It’s no secret that climate change is happening. Yes, the degree to which it is happening is open for debate, but few would deny that climate change is a legitimate threat. This reality has been on utilities’ radars for quite some time, and now municipalities are increasing their efforts to boost resiliency as well.
One example is Providence, RI, which recently held a 2-day workshop with key community stakeholders to discuss the risks they face, strategies they could employ to reduce these risks, and response tactics that could be developed to reduce loss of life and damage to critical infrastructure. Communities like Providence, located in close proximity to an ocean, are especially at risk due to climate change induced rising sea levels, which are projected to increase by a whopping 7 feet in the next 85 years.
Communities like Providence are developing an arsenal of resiliency strategies, including but not limited to:
- Working with various community groups to raise awareness of the impact of climate change.
- Creating mutual assistance agreements with neighboring communities and local businesses so that resources can work together to respond to emergency situations.
- Creating visualization and forecasting tools that can help stakeholders understand the true nature of the problem.

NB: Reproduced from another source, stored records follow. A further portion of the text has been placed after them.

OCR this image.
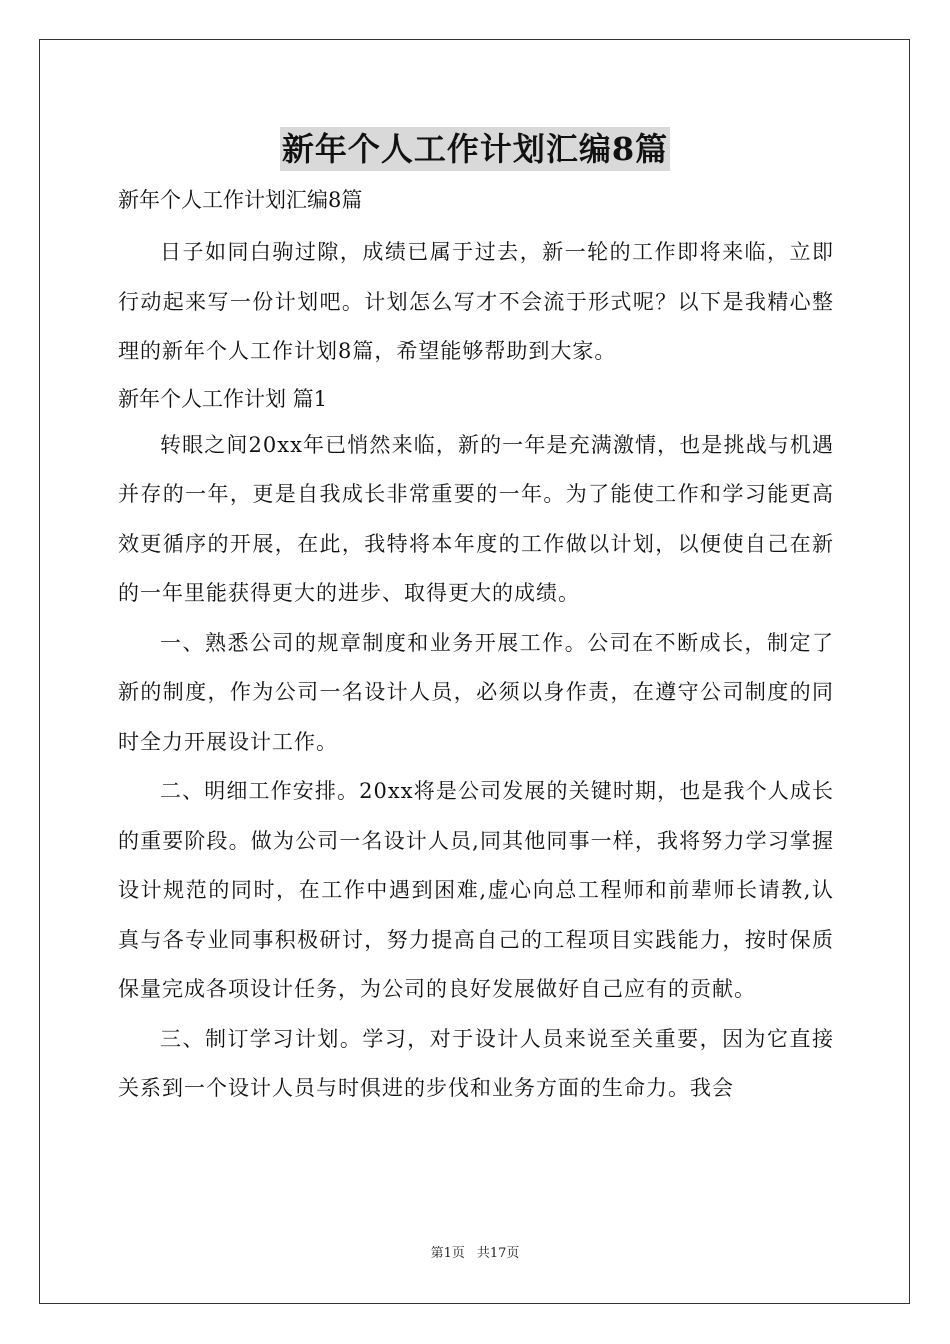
新年个人工作计划汇编8篇

新年个人工作计划汇编8篇

日子如同白驹过隙，成绩已属于过去，新一轮的工作即将来临，立即行动起来写一份计划吧。计划怎么写才不会流于形式呢？以下是我精心整理的新年个人工作计划8篇，希望能够帮助到大家。

新年个人工作计划 篇1

转眼之间20xx年已悄然来临，新的一年是充满激情，也是挑战与机遇并存的一年，更是自我成长非常重要的一年。为了能使工作和学习能更高效更循序的开展，在此，我特将本年度的工作做以计划，以便使自己在新的一年里能获得更大的进步、取得更大的成绩。

一、熟悉公司的规章制度和业务开展工作。公司在不断成长，制定了新的制度，作为公司一名设计人员，必须以身作责，在遵守公司制度的同时全力开展设计工作。

二、明细工作安排。20xx将是公司发展的关键时期，也是我个人成长的重要阶段。做为公司一名设计人员,同其他同事一样，我将努力学习掌握设计规范的同时，在工作中遇到困难,虚心向总工程师和前辈师长请教,认真与各专业同事积极研讨，努力提高自己的工程项目实践能力，按时保质保量完成各项设计任务，为公司的良好发展做好自己应有的贡献。

三、制订学习计划。学习，对于设计人员来说至关重要，因为它直接关系到一个设计人员与时俱进的步伐和业务方面的生命力。我会

第1页 共17页
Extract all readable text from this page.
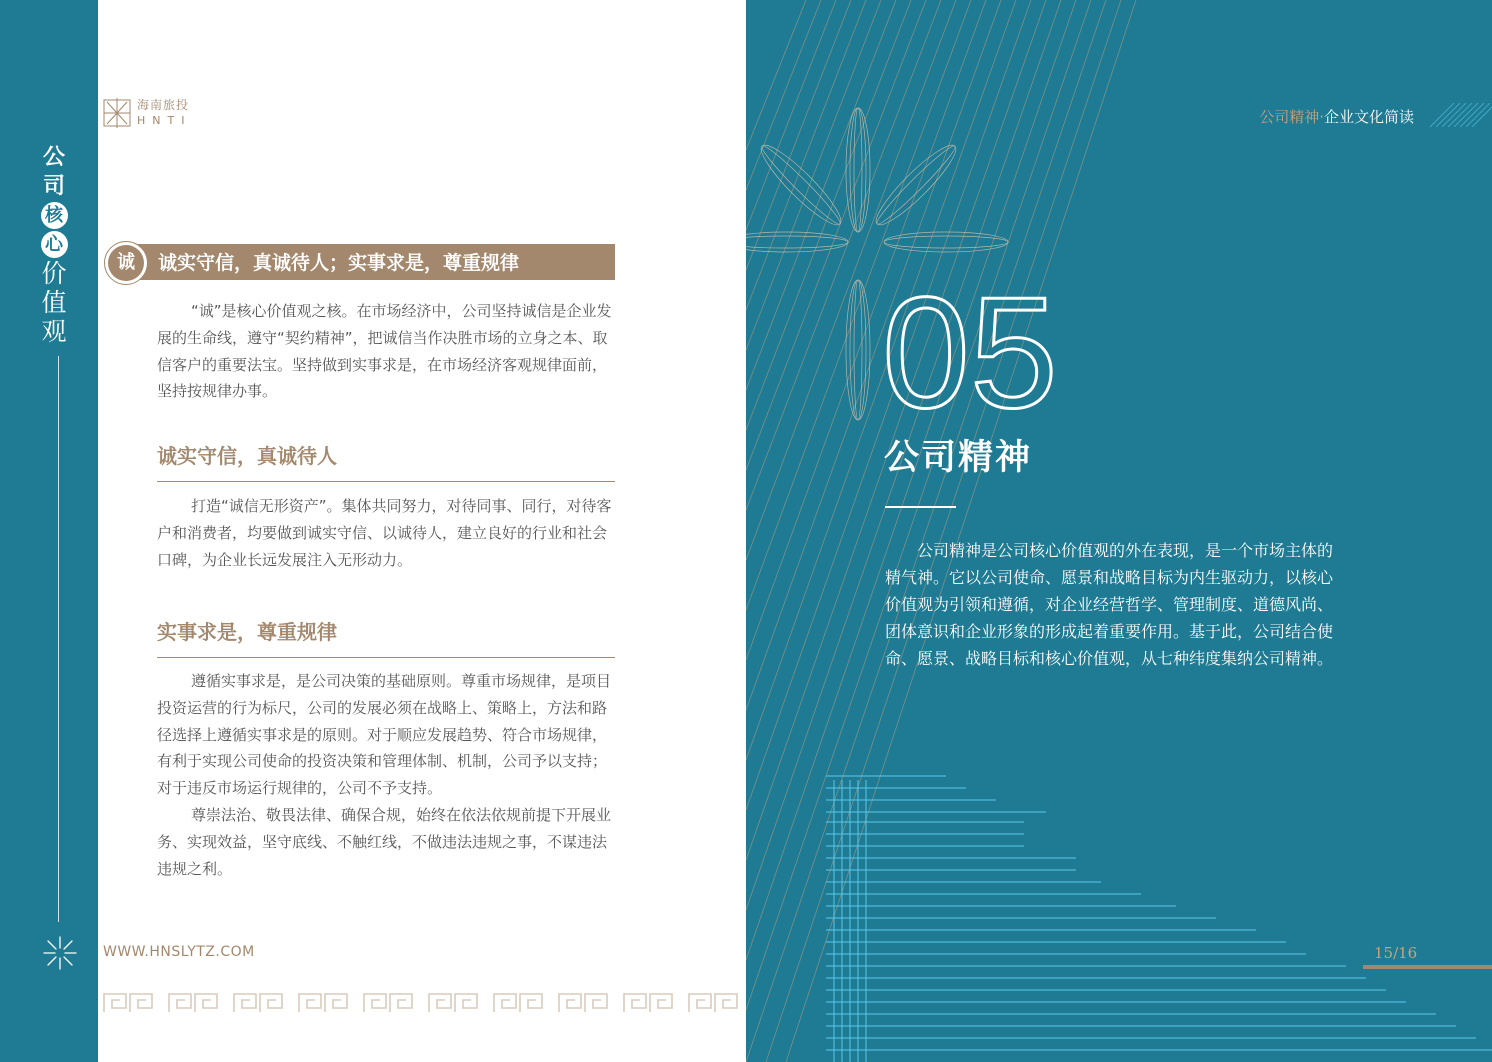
公
司
核
心
价
值
观
海南旅投
HNTI
诚实守信，真诚待人；实事求是，尊重规律
诚

“诚”是核心价值观之核。在市场经济中，公司坚持诚信是企业发展的生命线，遵守“契约精神”，把诚信当作决胜市场的立身之本、取信客户的重要法宝。坚持做到实事求是，在市场经济客观规律面前，坚持按规律办事。

诚实守信，真诚待人

打造“诚信无形资产”。集体共同努力，对待同事、同行，对待客户和消费者，均要做到诚实守信、以诚待人，建立良好的行业和社会口碑，为企业长远发展注入无形动力。

实事求是，尊重规律

遵循实事求是，是公司决策的基础原则。尊重市场规律，是项目投资运营的行为标尺，公司的发展必须在战略上、策略上，方法和路径选择上遵循实事求是的原则。对于顺应发展趋势、符合市场规律，有利于实现公司使命的投资决策和管理体制、机制，公司予以支持；对于违反市场运行规律的，公司不予支持。

尊崇法治、敬畏法律、确保合规，始终在依法依规前提下开展业务、实现效益，坚守底线、不触红线，不做违法违规之事，不谋违法违规之利。

WWW.HNSLYTZ.COM
公司精神·企业文化简读
05
公司精神

公司精神是公司核心价值观的外在表现，是一个市场主体的精气神。它以公司使命、愿景和战略目标为内生驱动力，以核心价值观为引领和遵循，对企业经营哲学、管理制度、道德风尚、团体意识和企业形象的形成起着重要作用。基于此，公司结合使命、愿景、战略目标和核心价值观，从七种纬度集纳公司精神。

15/16
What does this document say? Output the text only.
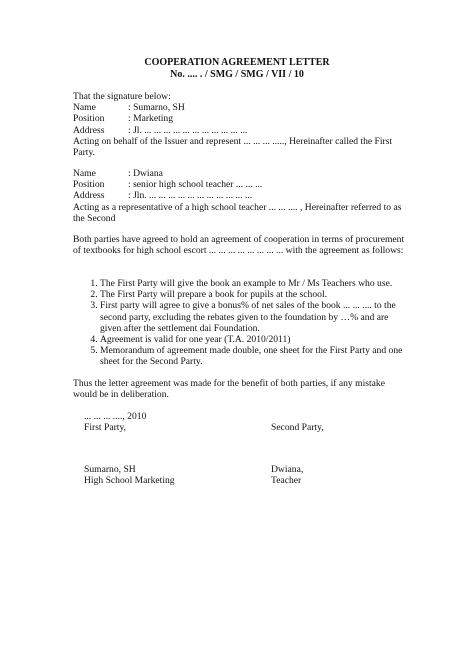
COOPERATION AGREEMENT LETTER
No. .... . / SMG / SMG / VII / 10
That the signature below:
Name	: Sumarno, SH
Position : Marketing
Address : Jl. ... ... ... ... ... ... ... ... ... ... ...

Acting on behalf of the Issuer and represent ... ... ... ....., Hereinafter called the First Party.

Name	: Dwiana
Position : senior high school teacher ... ... ...
Address : Jln. ... ... ... ... ... ... ... ... ... ... ...

Acting as a representative of a high school teacher ... ... .... , Hereinafter referred to as the Second

Both parties have agreed to hold an agreement of cooperation in terms of procurement of textbooks for high school escort ... ... ... ... ... ... ... ... with the agreement as follows:

1. The First Party will give the book an example to Mr / Ms Teachers who use.
2. The First Party will prepare a book for pupils at the school.
3. First party will agree to give a bonus% of net sales of the book ... ... .... to the second party, excluding the rebates given to the foundation by …% and are given after the settlement dai Foundation.
4. Agreement is valid for one year (T.A. 2010/2011)
5. Memorandum of agreement made double, one sheet for the First Party and one sheet for the Second Party.

Thus the letter agreement was made for the benefit of both parties, if any mistake would be in deliberation.

... ... ... ...., 2010
First Party,	Second Party,
Sumarno, SH	Dwiana,
High School Marketing	Teacher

- Developing unique solutions – for example, Hoboken, NJ is partnering with BASF to develop a parking garage that doubles as a floodwater storage facility that can hold over 1 million gallons.
Municipalities all over the country are working on initiatives like these, and I for one applaud their efforts because these solutions can only help utilities restore service during emergency events. As the saying goes, it takes a village, and nowhere is this truer than during outage restoration situations.